E oggi, è possibile liberare, come l’avventura dell’Unione Europea, energie, iniziative, azioni politiche e sociali, simili a quegli degli anni ’70, consapevoli e forti di essere per la nostra economia e la nostra società, senza alternativa credibile (e senza molto tempo davanti a noi, se non vogliamo ripetere, all’inizio di questo secolo, l’esperienza disastrosa, per l’Europa e per l’Italia, degli anni ’80, che aprì un solco rispetto alla competitività degli Stati Uniti)?
*La realizzazione dell’obiettivo fissato dall’Unione Europea con il vertice di Lisbona nel 2001, di portare entro il 2010 al 70% il livello medio di occupazione della popolazione totale dell’Unione, di incentivare l’invecchiamento attivo e la riqualificazione dei lavoratori anziani, di favorire, per tutti, una maggiore mobilità professionale verso l’alto, durante la vita lavorativa, presuppone quindi un radicale cambiamento nella struttura della spesa pubblica e nell’organizzazione del sistema formativo: in tutti i Paesi dell’Unione.
Abbiamo ri-trovato questo discorso di Bruno Trentin che oggi più che mai può divenire lo specchio su cui ri-flettere le nostre azioni e i nostri progetti sull’oggi e sul domani.
Quando la pandemia si è manifestata nelle nostre società, la prima cosa che abbiamo messo in sicurezza è stato il mondo della scuola che ha dovuto immediatamente re-inventarsi trovando e sperimentando nuovi sistemi di apprendimento.

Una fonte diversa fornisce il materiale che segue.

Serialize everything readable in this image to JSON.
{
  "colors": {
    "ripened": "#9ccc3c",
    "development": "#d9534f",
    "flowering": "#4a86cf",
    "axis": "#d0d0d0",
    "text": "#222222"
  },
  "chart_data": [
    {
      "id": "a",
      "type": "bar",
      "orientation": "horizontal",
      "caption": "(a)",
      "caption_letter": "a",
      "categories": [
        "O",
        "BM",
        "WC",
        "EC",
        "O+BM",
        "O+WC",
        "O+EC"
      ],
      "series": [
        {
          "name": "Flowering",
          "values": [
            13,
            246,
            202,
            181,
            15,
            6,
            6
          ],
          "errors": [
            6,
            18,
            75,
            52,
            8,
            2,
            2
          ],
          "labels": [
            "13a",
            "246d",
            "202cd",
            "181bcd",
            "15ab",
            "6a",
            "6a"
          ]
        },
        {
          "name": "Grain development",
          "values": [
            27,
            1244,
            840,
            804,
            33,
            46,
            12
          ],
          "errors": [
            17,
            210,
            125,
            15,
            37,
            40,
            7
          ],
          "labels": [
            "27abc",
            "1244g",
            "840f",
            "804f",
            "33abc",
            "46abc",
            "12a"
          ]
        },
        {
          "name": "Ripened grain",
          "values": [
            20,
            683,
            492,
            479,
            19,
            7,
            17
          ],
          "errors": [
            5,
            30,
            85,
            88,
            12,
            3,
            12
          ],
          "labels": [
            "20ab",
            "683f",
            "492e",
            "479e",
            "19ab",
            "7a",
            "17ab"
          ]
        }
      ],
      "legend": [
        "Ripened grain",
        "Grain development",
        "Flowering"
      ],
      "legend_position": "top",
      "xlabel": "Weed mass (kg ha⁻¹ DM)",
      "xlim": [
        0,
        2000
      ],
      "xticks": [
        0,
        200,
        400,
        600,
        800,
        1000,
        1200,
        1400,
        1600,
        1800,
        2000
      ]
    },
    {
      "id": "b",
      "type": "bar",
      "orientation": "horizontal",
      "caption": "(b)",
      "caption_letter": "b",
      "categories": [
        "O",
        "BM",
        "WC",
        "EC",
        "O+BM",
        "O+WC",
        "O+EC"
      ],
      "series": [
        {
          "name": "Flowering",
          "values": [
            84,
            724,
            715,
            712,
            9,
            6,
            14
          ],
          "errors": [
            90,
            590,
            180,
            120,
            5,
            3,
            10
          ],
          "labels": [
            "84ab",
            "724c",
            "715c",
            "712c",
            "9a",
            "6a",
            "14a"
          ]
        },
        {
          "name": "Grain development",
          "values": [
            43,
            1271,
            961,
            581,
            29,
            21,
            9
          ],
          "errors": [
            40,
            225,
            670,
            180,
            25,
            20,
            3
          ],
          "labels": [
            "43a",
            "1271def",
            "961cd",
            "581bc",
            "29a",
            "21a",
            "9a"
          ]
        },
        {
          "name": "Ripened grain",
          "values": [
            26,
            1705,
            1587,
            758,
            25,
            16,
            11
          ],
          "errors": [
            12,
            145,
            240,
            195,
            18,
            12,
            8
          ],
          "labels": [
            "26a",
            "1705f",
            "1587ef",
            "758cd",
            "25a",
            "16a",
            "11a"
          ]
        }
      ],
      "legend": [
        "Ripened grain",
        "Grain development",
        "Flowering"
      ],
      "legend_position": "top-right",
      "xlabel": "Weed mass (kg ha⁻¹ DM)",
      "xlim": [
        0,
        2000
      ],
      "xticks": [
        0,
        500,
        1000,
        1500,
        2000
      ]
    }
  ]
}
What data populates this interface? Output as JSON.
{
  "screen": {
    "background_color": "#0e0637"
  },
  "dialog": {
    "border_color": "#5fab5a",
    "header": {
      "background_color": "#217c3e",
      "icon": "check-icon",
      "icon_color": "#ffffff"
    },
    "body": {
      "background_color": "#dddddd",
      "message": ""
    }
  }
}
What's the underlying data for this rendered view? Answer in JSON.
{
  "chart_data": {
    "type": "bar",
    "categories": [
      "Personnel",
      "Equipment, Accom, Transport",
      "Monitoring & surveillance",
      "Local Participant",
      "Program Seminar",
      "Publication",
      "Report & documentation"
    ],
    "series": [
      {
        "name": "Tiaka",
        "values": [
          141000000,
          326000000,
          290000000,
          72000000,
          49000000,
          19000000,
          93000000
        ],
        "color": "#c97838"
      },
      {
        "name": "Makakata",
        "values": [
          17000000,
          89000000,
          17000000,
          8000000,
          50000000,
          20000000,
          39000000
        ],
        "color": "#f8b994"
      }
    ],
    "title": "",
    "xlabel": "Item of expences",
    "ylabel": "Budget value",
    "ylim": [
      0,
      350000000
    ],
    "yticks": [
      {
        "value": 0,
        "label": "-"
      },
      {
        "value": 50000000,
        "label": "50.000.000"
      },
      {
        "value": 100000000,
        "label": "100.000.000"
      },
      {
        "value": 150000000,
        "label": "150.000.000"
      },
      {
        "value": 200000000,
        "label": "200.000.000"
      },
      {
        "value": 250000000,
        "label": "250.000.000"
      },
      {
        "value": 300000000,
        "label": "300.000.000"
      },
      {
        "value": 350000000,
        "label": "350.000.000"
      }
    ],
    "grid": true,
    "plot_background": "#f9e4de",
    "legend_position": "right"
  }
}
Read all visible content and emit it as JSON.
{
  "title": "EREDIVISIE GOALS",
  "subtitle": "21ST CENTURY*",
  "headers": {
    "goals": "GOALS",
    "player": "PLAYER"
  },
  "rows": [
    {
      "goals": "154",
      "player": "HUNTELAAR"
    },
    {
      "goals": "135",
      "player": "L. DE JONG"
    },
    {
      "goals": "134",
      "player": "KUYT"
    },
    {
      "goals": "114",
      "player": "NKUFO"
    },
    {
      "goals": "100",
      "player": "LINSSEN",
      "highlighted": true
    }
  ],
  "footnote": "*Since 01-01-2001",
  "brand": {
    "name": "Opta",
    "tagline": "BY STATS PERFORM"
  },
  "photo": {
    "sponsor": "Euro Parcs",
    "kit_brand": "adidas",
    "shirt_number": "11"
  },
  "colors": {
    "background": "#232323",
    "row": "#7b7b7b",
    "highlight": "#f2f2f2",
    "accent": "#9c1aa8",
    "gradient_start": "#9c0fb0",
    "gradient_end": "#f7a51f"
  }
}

Gli Stati generali in corso a Villa Pamphilj a nostro avviso sono il luogo più adatto per ri-partire proprio appunto dalla scuola consegnandole le chiavi del cambiamento della società italiana.
Ciascuna istituzione sia politica, sociale che economica dovrà semplicemente modificare in profondità sia la propria natura costitutiva nonchè le modalità di funzionamento dentro un processo continuo e costante di aggiornamento.
La scuola al centro deve pertanto diventare il nuovo paradigma su cui rimodellare i modelli di rappresentanza sociale con cui compiere il salto generazionale di cui la nostra società ha un bisogno vitale.
Questo significa semplicemente avvicinare lavoro e conoscenza come intendeva Bruno.
Ma significa anche che non esistono scorciatoie di nomenclatura ma processi duraturi che restituiscano la responsabilità alle nuove generazioni proprio quelle dovranno riparare i danni che abbiamo dinanzi.